Hong Kong-based employees regard employer actions such as providing surgical masks, allowing flexible working hours and making work-from-home arrangements as most effective in making them feel well supported, according to the survey.

Meanwhile, Singaporeans focus more on companies’ provision of sanitiser, announcement of health and hygiene guidelines, and more frequent cleaning of the work environment.

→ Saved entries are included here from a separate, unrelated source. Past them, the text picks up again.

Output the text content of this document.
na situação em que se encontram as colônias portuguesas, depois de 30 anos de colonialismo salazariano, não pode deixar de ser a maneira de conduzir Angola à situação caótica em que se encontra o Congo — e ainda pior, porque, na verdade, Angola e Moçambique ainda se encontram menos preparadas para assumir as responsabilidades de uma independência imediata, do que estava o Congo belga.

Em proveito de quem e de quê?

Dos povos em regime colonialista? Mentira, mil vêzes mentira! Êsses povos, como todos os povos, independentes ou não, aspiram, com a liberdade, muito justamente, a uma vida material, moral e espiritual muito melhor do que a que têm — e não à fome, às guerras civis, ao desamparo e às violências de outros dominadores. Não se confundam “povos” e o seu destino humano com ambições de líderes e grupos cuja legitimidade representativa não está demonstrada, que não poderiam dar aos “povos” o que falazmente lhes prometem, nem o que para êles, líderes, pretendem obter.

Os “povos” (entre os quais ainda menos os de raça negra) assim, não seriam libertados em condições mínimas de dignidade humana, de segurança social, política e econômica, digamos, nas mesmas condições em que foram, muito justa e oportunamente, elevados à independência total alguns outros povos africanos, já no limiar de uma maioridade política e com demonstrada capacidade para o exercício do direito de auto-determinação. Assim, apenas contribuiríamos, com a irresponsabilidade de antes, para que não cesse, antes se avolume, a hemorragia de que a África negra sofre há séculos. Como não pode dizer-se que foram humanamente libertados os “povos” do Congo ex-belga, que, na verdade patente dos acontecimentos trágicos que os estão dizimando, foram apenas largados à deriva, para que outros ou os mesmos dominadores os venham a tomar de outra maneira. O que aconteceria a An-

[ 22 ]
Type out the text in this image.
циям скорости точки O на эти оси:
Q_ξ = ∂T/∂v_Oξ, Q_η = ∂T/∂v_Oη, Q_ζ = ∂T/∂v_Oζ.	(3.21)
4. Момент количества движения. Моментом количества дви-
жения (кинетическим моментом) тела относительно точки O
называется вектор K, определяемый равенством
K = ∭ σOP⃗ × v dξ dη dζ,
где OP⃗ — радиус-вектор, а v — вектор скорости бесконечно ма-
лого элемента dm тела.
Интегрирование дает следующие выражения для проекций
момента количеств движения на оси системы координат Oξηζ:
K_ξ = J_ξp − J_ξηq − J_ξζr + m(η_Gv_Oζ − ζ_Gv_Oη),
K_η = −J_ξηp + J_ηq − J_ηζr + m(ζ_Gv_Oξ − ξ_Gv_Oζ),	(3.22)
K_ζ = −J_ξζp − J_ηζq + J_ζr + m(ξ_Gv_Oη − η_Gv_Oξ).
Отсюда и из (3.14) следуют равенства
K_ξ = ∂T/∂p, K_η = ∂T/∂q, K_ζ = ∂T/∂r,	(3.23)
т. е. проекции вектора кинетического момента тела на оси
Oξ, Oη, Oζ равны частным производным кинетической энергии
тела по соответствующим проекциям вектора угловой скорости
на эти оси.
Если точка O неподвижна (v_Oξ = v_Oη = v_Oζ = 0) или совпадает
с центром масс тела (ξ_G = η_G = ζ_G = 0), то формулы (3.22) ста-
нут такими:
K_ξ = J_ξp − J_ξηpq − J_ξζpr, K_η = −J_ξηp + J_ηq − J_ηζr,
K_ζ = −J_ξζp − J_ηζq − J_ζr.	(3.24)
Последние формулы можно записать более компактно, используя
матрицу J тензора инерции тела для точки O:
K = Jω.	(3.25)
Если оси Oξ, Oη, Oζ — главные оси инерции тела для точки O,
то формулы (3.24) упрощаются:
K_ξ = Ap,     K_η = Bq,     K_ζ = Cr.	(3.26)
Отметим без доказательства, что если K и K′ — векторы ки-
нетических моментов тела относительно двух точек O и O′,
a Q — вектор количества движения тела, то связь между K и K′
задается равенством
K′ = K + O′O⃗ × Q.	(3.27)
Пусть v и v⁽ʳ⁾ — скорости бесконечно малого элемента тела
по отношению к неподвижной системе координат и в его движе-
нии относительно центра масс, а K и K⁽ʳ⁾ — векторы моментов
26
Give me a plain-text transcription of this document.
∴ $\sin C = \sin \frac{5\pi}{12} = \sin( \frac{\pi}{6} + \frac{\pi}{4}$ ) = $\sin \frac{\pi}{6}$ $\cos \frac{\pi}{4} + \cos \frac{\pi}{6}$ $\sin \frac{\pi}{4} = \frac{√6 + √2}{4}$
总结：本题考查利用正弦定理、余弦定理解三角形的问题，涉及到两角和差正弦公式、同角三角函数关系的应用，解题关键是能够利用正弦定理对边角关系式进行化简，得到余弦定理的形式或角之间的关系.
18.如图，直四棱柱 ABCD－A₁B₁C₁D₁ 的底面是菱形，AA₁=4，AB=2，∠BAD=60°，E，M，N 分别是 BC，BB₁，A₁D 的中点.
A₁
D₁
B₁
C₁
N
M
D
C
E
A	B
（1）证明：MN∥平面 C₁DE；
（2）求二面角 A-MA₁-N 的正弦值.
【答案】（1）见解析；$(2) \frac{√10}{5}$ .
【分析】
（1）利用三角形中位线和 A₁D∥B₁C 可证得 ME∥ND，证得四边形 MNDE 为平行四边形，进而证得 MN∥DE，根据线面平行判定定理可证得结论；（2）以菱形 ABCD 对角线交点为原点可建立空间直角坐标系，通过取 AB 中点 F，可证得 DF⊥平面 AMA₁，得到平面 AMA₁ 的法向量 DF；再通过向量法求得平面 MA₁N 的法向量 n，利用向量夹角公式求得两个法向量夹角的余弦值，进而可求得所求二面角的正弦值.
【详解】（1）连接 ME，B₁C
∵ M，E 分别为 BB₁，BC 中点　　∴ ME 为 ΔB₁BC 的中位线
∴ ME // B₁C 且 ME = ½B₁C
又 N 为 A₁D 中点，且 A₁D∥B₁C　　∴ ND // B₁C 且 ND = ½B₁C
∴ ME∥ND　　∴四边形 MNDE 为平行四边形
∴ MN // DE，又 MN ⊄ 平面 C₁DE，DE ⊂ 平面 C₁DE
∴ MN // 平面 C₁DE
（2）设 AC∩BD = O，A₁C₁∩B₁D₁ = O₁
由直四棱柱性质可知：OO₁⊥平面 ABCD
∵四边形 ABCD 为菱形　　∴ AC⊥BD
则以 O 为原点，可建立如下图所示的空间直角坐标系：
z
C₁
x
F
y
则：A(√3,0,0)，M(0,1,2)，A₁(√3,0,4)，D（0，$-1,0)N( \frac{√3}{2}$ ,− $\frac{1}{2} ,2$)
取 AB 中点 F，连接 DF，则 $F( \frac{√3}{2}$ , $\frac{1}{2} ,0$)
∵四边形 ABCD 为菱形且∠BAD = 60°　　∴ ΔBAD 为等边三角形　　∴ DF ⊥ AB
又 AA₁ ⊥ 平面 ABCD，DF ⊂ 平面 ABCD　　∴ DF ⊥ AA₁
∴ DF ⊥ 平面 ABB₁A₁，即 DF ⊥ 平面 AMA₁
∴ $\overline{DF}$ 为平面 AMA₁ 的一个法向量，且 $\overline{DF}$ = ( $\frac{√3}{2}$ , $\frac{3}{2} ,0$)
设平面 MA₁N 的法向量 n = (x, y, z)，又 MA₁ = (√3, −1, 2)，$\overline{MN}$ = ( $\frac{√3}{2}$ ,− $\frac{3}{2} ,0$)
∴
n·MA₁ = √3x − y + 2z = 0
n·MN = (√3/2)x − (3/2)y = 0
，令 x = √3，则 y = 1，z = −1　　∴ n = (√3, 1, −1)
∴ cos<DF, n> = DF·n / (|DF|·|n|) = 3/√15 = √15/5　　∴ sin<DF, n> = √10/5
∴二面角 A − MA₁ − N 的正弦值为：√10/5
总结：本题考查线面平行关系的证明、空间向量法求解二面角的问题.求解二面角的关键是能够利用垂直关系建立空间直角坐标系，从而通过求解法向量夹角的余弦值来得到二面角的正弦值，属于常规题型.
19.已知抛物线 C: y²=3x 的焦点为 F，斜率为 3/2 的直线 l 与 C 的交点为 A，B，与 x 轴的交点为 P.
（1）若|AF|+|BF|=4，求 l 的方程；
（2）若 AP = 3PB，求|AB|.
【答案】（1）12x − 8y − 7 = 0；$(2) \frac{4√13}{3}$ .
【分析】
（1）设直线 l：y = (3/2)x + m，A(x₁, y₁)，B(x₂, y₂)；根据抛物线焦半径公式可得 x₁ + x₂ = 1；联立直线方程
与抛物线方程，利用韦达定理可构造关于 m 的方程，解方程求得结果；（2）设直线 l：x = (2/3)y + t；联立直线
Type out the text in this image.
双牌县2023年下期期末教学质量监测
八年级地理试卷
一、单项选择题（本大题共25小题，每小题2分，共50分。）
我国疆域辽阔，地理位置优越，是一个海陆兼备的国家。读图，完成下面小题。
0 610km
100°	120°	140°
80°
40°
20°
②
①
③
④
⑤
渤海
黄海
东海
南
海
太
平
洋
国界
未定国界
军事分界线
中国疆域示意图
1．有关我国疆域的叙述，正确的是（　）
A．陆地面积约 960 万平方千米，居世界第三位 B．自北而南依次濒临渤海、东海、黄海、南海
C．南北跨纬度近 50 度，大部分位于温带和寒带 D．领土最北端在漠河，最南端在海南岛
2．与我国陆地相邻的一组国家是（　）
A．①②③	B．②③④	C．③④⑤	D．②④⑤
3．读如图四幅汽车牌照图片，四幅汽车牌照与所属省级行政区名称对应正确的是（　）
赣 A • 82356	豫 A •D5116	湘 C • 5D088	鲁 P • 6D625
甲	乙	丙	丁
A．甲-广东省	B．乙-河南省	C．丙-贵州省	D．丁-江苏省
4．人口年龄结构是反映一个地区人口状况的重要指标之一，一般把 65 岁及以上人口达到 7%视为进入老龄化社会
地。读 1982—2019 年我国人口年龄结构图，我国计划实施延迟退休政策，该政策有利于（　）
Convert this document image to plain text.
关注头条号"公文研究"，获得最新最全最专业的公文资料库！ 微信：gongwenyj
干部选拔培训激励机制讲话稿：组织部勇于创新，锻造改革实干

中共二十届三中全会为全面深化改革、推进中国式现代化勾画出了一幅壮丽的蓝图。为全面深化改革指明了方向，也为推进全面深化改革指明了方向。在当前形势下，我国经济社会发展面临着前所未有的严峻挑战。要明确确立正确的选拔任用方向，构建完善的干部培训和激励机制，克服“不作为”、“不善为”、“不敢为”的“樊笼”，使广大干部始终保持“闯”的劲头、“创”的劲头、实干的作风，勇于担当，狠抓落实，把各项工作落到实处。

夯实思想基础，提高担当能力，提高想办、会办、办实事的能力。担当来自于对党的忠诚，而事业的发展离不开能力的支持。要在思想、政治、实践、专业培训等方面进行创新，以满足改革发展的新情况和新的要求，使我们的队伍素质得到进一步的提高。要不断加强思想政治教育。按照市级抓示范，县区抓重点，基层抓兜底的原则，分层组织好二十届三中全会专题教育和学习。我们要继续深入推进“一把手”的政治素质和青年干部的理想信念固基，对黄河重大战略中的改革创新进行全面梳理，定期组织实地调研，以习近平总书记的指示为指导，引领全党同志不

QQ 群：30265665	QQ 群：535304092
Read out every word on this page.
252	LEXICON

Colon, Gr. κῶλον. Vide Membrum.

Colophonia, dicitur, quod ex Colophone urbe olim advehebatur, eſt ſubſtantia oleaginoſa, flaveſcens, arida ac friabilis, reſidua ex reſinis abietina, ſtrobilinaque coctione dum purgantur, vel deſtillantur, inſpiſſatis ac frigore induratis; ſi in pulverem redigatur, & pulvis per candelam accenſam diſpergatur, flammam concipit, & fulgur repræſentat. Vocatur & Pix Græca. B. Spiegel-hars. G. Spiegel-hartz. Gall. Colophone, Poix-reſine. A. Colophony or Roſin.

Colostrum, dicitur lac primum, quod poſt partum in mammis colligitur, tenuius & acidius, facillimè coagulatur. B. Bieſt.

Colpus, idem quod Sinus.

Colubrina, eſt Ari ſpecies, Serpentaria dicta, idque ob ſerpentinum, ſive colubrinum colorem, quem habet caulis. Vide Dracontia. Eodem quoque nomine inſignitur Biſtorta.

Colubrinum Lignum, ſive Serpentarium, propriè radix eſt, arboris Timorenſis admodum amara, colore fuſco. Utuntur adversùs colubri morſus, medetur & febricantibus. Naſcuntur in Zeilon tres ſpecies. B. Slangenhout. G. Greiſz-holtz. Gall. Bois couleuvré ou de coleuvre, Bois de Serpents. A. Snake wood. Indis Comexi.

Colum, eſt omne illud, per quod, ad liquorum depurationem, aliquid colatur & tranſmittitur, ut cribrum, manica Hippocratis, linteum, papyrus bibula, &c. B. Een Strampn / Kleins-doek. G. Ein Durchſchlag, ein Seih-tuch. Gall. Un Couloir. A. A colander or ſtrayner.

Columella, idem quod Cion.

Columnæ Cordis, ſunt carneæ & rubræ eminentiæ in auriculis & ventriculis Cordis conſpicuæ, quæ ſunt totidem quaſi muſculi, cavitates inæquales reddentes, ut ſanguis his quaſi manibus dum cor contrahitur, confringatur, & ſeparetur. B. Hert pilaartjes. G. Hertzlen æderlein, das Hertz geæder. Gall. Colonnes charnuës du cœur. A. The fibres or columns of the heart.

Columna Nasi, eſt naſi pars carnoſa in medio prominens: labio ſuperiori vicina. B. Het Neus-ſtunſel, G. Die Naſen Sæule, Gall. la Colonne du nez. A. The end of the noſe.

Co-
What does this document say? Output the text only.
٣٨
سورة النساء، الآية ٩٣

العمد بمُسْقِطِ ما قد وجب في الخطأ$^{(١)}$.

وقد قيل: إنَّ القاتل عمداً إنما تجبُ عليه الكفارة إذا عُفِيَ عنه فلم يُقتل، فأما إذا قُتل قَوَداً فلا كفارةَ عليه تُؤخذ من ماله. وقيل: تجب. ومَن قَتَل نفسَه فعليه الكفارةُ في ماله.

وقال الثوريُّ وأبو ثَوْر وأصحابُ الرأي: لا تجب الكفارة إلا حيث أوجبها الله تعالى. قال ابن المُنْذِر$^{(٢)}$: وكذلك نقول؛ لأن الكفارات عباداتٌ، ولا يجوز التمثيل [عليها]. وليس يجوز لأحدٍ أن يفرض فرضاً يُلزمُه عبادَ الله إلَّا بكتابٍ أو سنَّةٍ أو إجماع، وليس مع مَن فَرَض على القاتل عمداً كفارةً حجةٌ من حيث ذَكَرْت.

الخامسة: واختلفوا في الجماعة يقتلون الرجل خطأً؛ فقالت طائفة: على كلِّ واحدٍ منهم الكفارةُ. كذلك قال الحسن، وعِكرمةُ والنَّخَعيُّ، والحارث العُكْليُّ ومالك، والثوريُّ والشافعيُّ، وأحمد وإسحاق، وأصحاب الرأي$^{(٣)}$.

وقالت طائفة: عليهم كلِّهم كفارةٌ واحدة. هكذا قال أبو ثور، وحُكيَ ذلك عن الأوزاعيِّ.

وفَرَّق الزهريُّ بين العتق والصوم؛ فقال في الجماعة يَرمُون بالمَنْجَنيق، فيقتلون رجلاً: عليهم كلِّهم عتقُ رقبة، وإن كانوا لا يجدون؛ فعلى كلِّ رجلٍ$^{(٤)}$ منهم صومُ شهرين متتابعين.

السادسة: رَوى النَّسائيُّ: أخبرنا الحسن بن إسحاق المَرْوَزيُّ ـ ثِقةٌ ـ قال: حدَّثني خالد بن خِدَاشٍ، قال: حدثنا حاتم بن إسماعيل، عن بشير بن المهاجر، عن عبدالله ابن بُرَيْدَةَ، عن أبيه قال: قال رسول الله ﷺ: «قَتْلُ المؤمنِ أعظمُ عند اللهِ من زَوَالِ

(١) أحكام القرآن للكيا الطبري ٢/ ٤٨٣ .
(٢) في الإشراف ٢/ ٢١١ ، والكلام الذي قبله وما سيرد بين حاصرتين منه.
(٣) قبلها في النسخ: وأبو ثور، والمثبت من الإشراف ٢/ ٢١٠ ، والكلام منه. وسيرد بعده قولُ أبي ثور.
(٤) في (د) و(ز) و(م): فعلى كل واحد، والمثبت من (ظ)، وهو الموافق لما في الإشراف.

Respondents from Hong Kong also appear to be more concerned about the epidemic’s impact on the local economy. Nearly 60 per cent of them believe the virus will have a “very negative” impact on the city’s economy, while only a quarter of those in Singapore think the same.

Since the outbreak erupted in central China’s Hubei province early in the year, the novel virus has led to 104 infections in Hong Kong and 112 in Singapore. Two people have died from the disease in Hong Kong, while no deaths have yet to be recorded in Singapore. Globally, more than 95,000 people have been infected, and more than 3,280 have died.

The government of Hong Kong asked the city’s civil servants to work from home during the whole of February to contain the spreading virus. Most of them returned to their offices on Monday. Primary and secondary schools have been suspended until April 20.

In Singapore, the government has suspended large gatherings in schools and elderly care facilities, while many private companies have told employees to work from home.

People in both cities are optimistic the crisis will have blown over by the summer.

About half of those polled in Hong Kong think the epidemic will be over by the end of May, with another fifth of them believing it could drag on into June. Singaporean respondents gave similar estimates.